St. Olaf researchers aim to prove the reliability of this technique to analyze evidence.
Their project is part of the college’s Collaborative Undergraduate Research and Inquiry (CURI) program, which provides opportunities for St. Olaf students from all academic disciplines to gain an in-depth understanding of a particular subject by working closely with a St. Olaf faculty member in a research framework.
“This has been a really rewarding experience for me, to enter a project knowing very little about it, watch it come to fruition, and build upon people’s previous research,” Kelly says.
To identify a piece of material using the isotope ratio mass spectrometer, all investigators need is a piece of evidence the size of a crystal of salt. This summer the forensic team at St. Olaf is working to determine if the isotopes in electrical wires change after IED detonation. If not, they are one step closer to providing a course of action to connecting evidence to perpetrators.

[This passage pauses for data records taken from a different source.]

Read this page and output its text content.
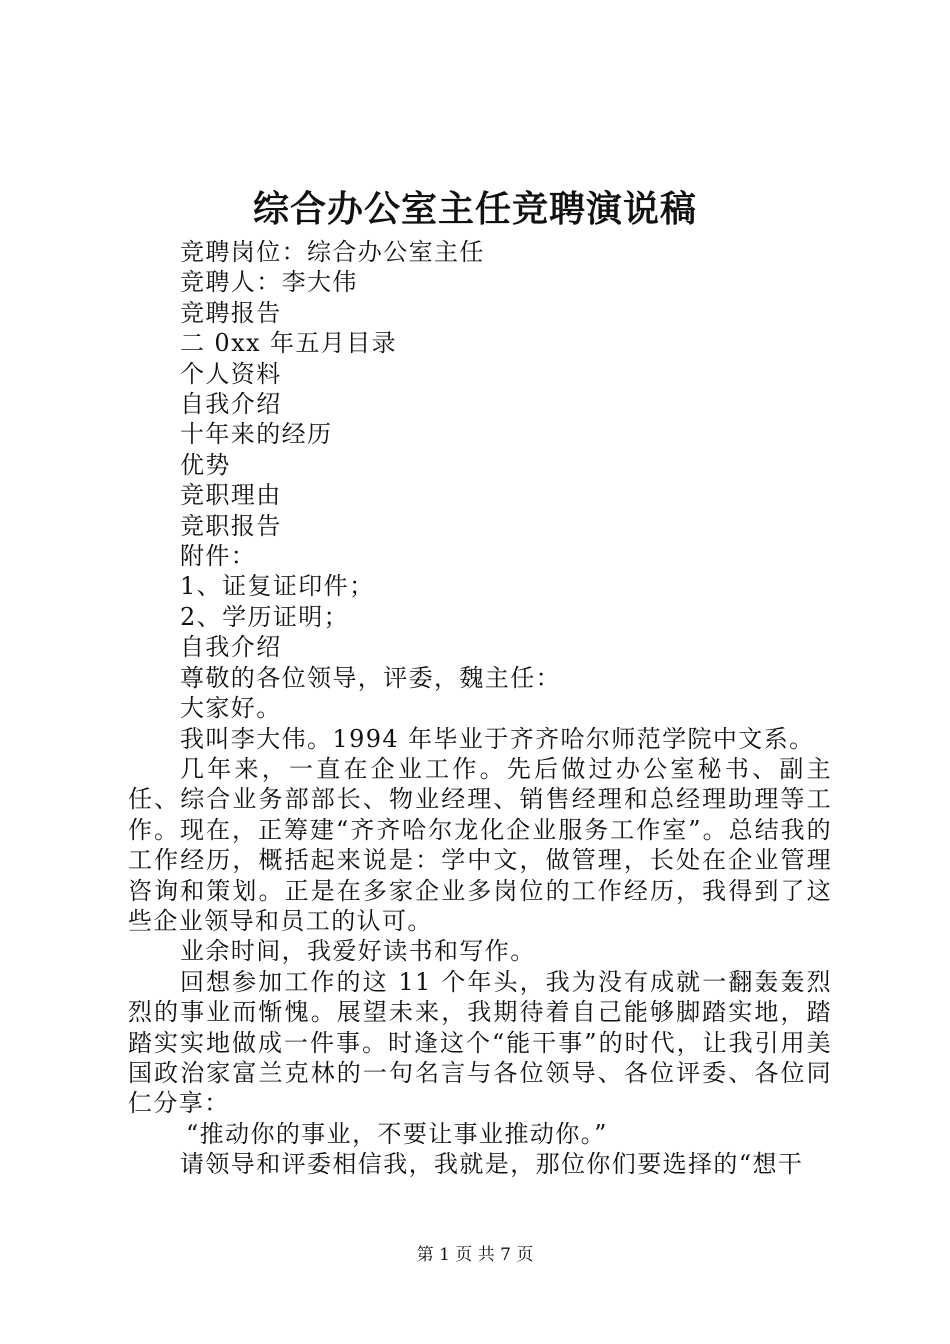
综合办公室主任竞聘演说稿

竞聘岗位：综合办公室主任

竞聘人：李大伟

竞聘报告

二 0xx 年五月目录

个人资料

自我介绍

十年来的经历

优势

竞职理由

竞职报告

附件：

1、证复证印件；

2、学历证明；

自我介绍

尊敬的各位领导，评委，魏主任：

大家好。

我叫李大伟。1994 年毕业于齐齐哈尔师范学院中文系。

几年来，一直在企业工作。先后做过办公室秘书、副主任、综合业务部部长、物业经理、销售经理和总经理助理等工作。现在，正筹建“齐齐哈尔龙化企业服务工作室”。总结我的工作经历，概括起来说是：学中文，做管理，长处在企业管理咨询和策划。正是在多家企业多岗位的工作经历，我得到了这些企业领导和员工的认可。

业余时间，我爱好读书和写作。

回想参加工作的这 11 个年头，我为没有成就一翻轰轰烈烈的事业而惭愧。展望未来，我期待着自己能够脚踏实地，踏踏实实地做成一件事。时逢这个“能干事”的时代，让我引用美国政治家富兰克林的一句名言与各位领导、各位评委、各位同仁分享：

“推动你的事业，不要让事业推动你。”

请领导和评委相信我，我就是，那位你们要选择的“想干

第 1 页 共 7 页
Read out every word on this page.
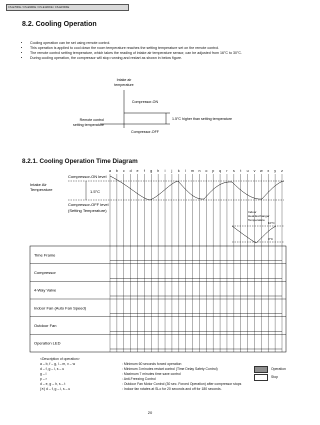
CS-E7DKE / CS-E9DKE / CS-E12DKE / CS-E15DKE
8.2. Cooling Operation
• Cooling operation can be set using remote control.
• This operation is applied to cool down the room temperature reaches the setting temperature set on the remote control.
• The remote control setting temperature, which takes the reading of intake air temperature sensor, can be adjusted from 16°C to 30°C.
• During cooling operation, the compressor will stop running and restart as shown in below figure.
Intake air
temperature
Compressor-ON
Compressor-OFF
Remote control
setting temperature
1.5°C higher than setting temperature
8.2.1. Cooling Operation Time Diagram
a b c d e f g h i j k l m n o p q r s t u v w x y z
Intake Air
Temperature
Compressor-ON level
1.5°C
Compressor-OFF level
(Setting Temperature)	Indoor
Heat Exchanger
Temperature
10°C
0°C
Time Frame
Compressor
4-Way Valve
Indoor Fan (Auto Fan Speed)
Outdoor Fan
Operation LED
<Description of operation>
a – b, f – g, l – m, v – w	: Minimum 60 seconds forced operation
d – f, g – i, s – u	: Minimum 3 minutes restart control (Time Delay Safety Control)
g – l	: Maximum 7 minutes time save control
p – r	: Anti-Freezing Control
d – e, g – h, s – t	: Outdoor Fan Motor Control (30 sec. Forced Operation) after compressor stops
(✕) d – f, g – i, s – u	: Indoor fan rotates at SLo for 20 seconds and off for 180 seconds.
Operation
Stop
20
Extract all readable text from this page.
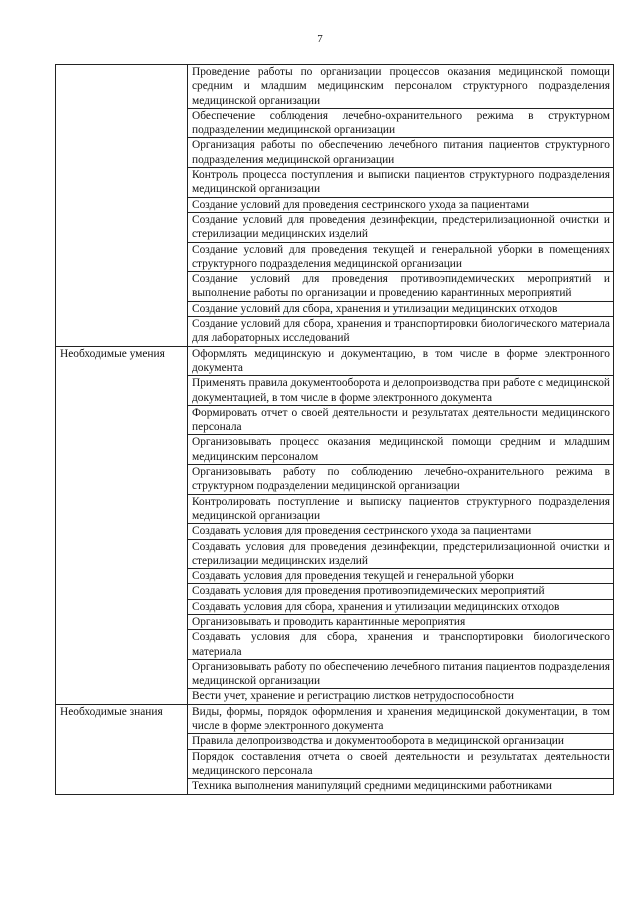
7
	Проведение работы по организации процессов оказания медицинской помощи средним и младшим медицинским персоналом структурного подразделения медицинской организации
	Обеспечение соблюдения лечебно-охранительного режима в структурном подразделении медицинской организации
	Организация работы по обеспечению лечебного питания пациентов структурного подразделения медицинской организации
	Контроль процесса поступления и выписки пациентов структурного подразделения медицинской организации
	Создание условий для проведения сестринского ухода за пациентами
	Создание условий для проведения дезинфекции, предстерилизационной очистки и стерилизации медицинских изделий
	Создание условий для проведения текущей и генеральной уборки в помещениях структурного подразделения медицинской организации
	Создание условий для проведения противоэпидемических мероприятий и выполнение работы по организации и проведению карантинных мероприятий
	Создание условий для сбора, хранения и утилизации медицинских отходов
	Создание условий для сбора, хранения и транспортировки биологического материала для лабораторных исследований
Необходимые умения	Оформлять медицинскую и документацию, в том числе в форме электронного документа
	Применять правила документооборота и делопроизводства при работе с медицинской документацией, в том числе в форме электронного документа
	Формировать отчет о своей деятельности и результатах деятельности медицинского персонала
	Организовывать процесс оказания медицинской помощи средним и младшим медицинским персоналом
	Организовывать работу по соблюдению лечебно-охранительного режима в структурном подразделении медицинской организации
	Контролировать поступление и выписку пациентов структурного подразделения медицинской организации
	Создавать условия для проведения сестринского ухода за пациентами
	Создавать условия для проведения дезинфекции, предстерилизационной очистки и стерилизации медицинских изделий
	Создавать условия для проведения текущей и генеральной уборки
	Создавать условия для проведения противоэпидемических мероприятий
	Создавать условия для сбора, хранения и утилизации медицинских отходов
	Организовывать и проводить карантинные мероприятия
	Создавать условия для сбора, хранения и транспортировки биологического материала
	Организовывать работу по обеспечению лечебного питания пациентов подразделения медицинской организации
	Вести учет, хранение и регистрацию листков нетрудоспособности
Необходимые знания	Виды, формы, порядок оформления и хранения медицинской документации, в том числе в форме электронного документа
	Правила делопроизводства и документооборота в медицинской организации
	Порядок составления отчета о своей деятельности и результатах деятельности медицинского персонала
	Техника выполнения манипуляций средними медицинскими работниками
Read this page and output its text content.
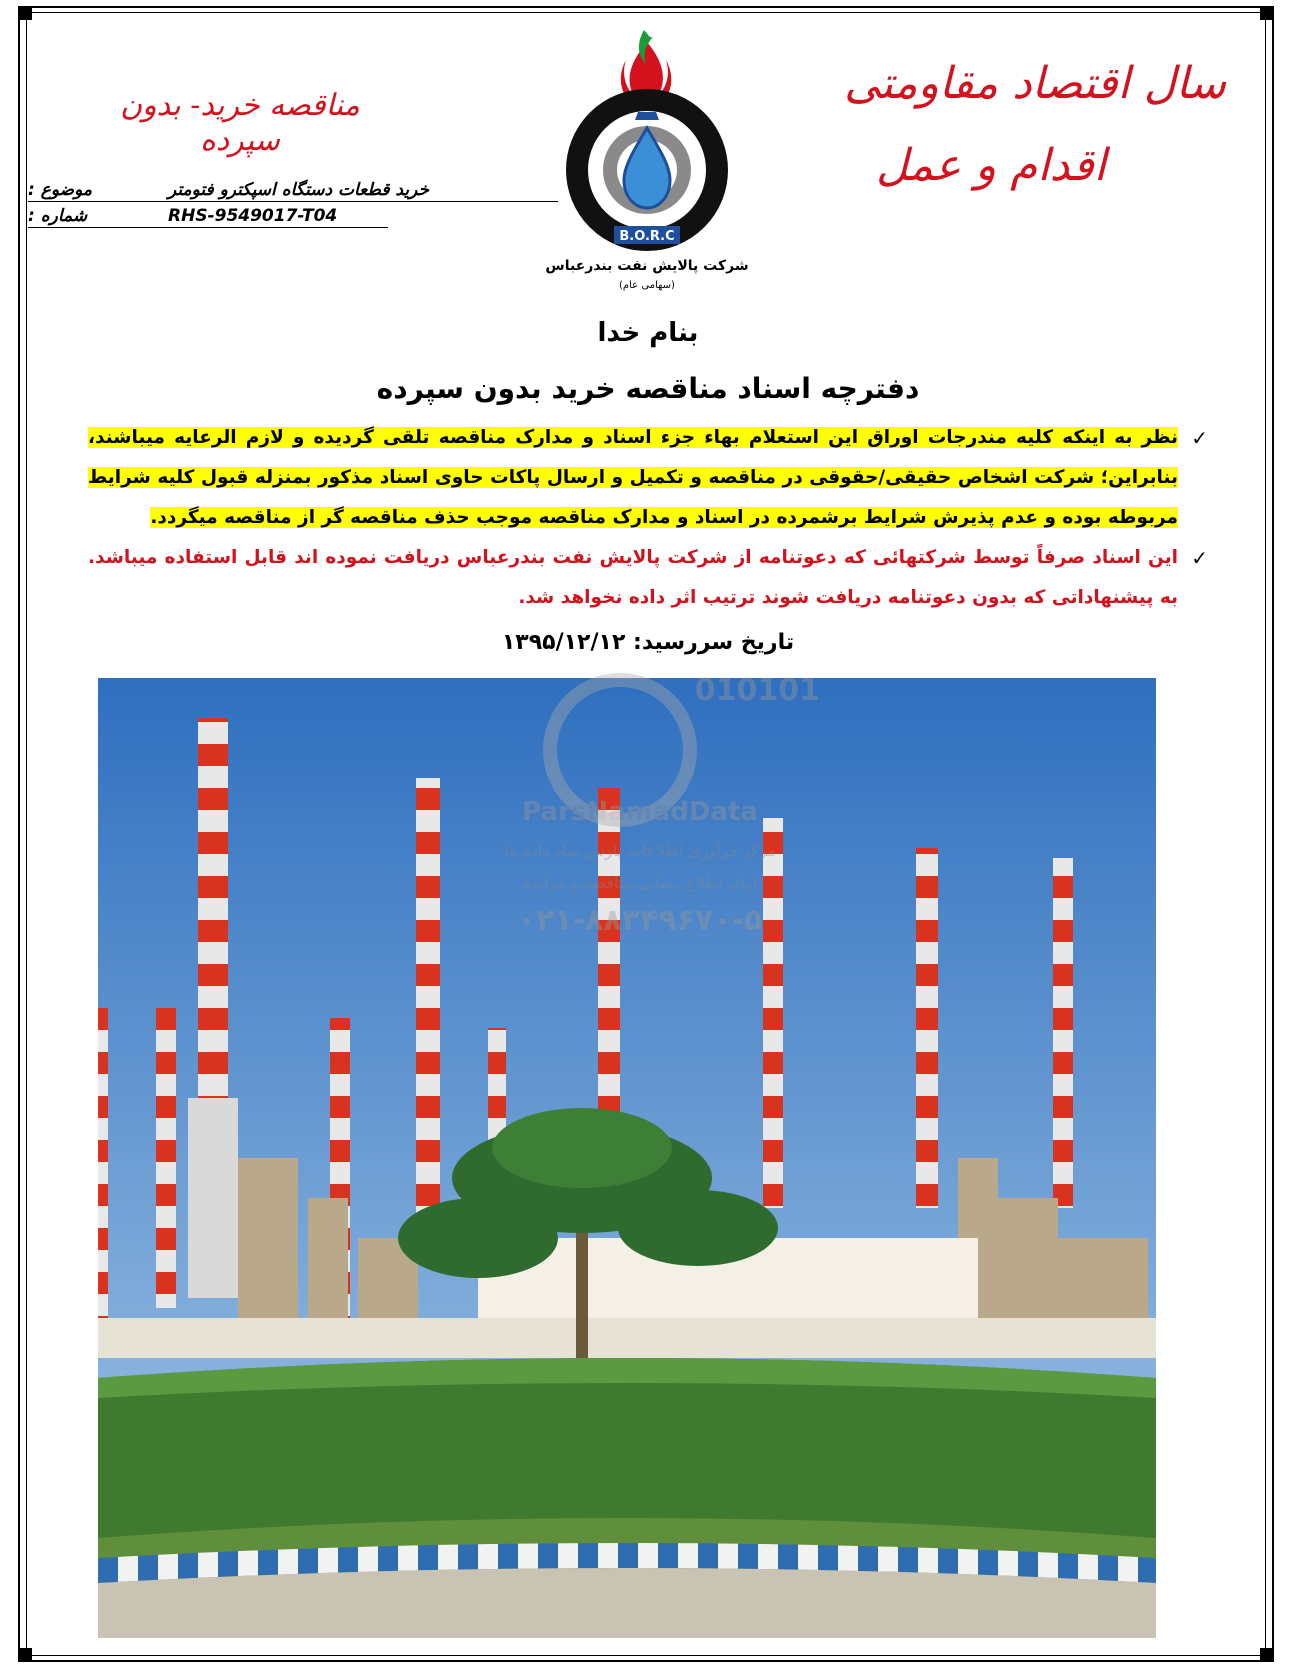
سال اقتصاد مقاومتی
اقدام و عمل
مناقصه خرید- بدون سپرده
موضوع :	خرید قطعات دستگاه اسپکترو فتومتر
شماره :	RHS-9549017-T04
B.O.R.C
شرکت پالایش نفت بندرعباس
(سهامی عام)
بنام خدا
دفترچه اسناد مناقصه خرید بدون سپرده
✓
نظر به اینکه کلیه مندرجات اوراق این استعلام بهاء جزء اسناد و مدارک مناقصه تلقی گردیده و لازم الرعایه میباشند، بنابراین؛ شرکت اشخاص حقیقی/حقوقی در مناقصه و تکمیل و ارسال پاکات حاوی اسناد مذکور بمنزله قبول کلیه شرایط مربوطه بوده و عدم پذیرش شرایط برشمرده در اسناد و مدارک مناقصه موجب حذف مناقصه گر از مناقصه میگردد.
✓
این اسناد صرفاً توسط شرکتهائی که دعوتنامه از شرکت پالایش نفت بندرعباس دریافت نموده اند قابل استفاده میباشد. به پیشنهاداتی که بدون دعوتنامه دریافت شوند ترتیب اثر داده نخواهد شد.
تاریخ سررسید: ۱۳۹۵/۱۲/۱۲
010101
ParsNamadData
مرکز فرآوری اطلاعات پارس نماد داده ها
ارائه اطلاع رسانی مناقصه و مزایده
۰۲۱-۸۸۳۴۹۶۷۰-۵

“I’m looking to become a forensic scientist,” says Sierakowski, “and I would love if the research I was doing here was able to come more to life in the actual field.”
Beussman points out that in classroom labs, students are often working on lab assignments that have a nearly guaranteed outcome.
“But that’s not really the way science in the real world works,” Beussman says. “Being able to troubleshoot is a really important skill that is difficult to teach within academic labs. This summer research is really good post-St. Olaf training because this is what students will be doing once they leave here: solving problems, working on things, and not just doing things that work 95 percent of the time. You have to be somewhat comfortable with failure. It’s a mindset.”
After all of these trials and years of research, Beussman and his team of researchers are hoping to publish their findings by the end of the summer — and are hopeful that their work will give more weight to the single slivers of evidence found at crime scenes.
“I really like helping people and I can picture it being a really rewarding job,” Sierakowski says, “to speak to people who can’t speak anymore, and tell their stories, and give their families and friends closure.”